L’état de santé de Narges Mohammadi, symbole de la répression en Iran
Parallèlement aux tensions géopolitiques, la situation humanitaire en Iran continue de susciter l’inquiétude. Narges Mohammadi, militante des droits humains et lauréate du prix Nobel de la paix en 2023, est hospitalisée en urgence dans un état critique. Son avocate, Chirinne Ardakani, a déclaré ce matin : « Le prix Nobel de la paix, aujourd’hui, se trouve en soins intensifs ».
Cette nouvelle intervient alors que les autorités iraniennes sont régulièrement pointées du doigt pour leur répression des opposants et des minorités. Malgré les pressions internationales, Téhéran maintient une ligne dure, refusant toute remise en liberté anticipée pour les prisonniers politiques. La communauté internationale observe avec attention l’évolution de son état de santé, alors que plusieurs ONG appellent à une intervention urgente.
Israël et l’Iran : une paix fragile sous haute surveillance
Dans un autre registre, Israël a annoncé avoir intensifié ses préparatifs militaires face à la menace iranienne, malgré un cessez-le-feu en vigueur depuis plusieurs semaines. Selon des sources militaires israéliennes citées par BMF - International, ces mesures visent à dissuader toute escalade, notamment après les frappes attribuées à Téhéran contre des cibles israéliennes en Syrie et au Liban.
Le gouvernement israélien, dirigé par Benjamin Netanyahu, a réaffirmé sa détermination à protéger ses frontières, tout en évitant une nouvelle confrontation directe avec l’Iran. Pour autant, les tensions persistent, alimentées par les déclarations belliqueuses des deux camps. La présence de chasseurs-bombardiers F-16 américains dans le ciel du détroit d’Ormuz illustre cette volonté de dissuasion mutuelle.

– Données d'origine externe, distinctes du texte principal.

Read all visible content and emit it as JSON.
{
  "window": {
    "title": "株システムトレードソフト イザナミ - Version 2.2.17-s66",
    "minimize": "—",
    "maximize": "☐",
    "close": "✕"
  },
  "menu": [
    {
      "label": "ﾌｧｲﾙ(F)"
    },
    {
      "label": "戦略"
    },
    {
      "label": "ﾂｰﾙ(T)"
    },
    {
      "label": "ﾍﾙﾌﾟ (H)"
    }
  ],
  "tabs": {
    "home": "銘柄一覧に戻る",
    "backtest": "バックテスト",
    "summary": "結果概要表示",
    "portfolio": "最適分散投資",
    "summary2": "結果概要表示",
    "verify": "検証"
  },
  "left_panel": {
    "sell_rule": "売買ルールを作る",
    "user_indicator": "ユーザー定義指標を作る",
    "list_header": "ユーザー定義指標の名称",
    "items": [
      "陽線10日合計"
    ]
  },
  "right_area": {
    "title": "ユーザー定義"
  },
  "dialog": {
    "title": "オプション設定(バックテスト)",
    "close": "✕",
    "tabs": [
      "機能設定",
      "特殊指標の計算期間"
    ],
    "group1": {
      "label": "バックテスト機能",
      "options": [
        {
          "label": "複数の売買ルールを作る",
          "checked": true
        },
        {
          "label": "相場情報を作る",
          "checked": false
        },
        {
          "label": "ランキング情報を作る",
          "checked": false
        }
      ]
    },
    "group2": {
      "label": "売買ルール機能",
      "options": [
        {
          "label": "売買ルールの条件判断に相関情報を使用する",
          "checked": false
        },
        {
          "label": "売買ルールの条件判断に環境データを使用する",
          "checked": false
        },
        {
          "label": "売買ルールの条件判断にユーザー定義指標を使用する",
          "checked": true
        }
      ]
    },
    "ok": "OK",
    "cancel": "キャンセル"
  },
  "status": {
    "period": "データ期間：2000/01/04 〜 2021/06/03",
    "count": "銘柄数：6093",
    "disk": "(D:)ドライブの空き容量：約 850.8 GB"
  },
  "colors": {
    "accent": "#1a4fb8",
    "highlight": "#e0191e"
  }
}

La situation humanitaire en Iran, notamment le sort de Narges Mohammadi, devrait également rester sous les projecteurs. Plusieurs pays occidentaux ont déjà menacé de sanctions supplémentaires si aucune amélioration n’est constatée. Quant au détroit d’Ormuz, son contrôle reste un enjeu stratégique pour les grandes puissances, qui pourraient être contraintes d’intervenir en cas de blocage prolongé.
Autant dire que les prochains jours seront déterminants pour l’avenir de cette crise.
Le détroit d’Ormuz est la principale route maritime pour l’exportation de pétrole en provenance du Golfe, avec près de 30 % du pétrole mondial transitant par cette zone. Toute perturbation majeure pourrait entraîner une crise énergétique mondiale et une flambée des prix du carburant. C’est pour cette raison que les États-Unis y maintiennent une présence militaire significative, afin de garantir la liberté de navigation et de dissuader toute tentative de blocage par l’Iran.
Une réunion d’urgence du Conseil de sécurité de l’ONU est prévue le 12 mai 2026 pour discuter des dernières évolutions. Parallèlement, plusieurs pays européens ont appelé à une reprise des négociations indirectes entre Washington et Téhéran, mais aucune date n’a encore été fixée. La communauté internationale reste divisée sur la stratégie à adopter : sanctions supplémentaires ou incitations à la désescalade.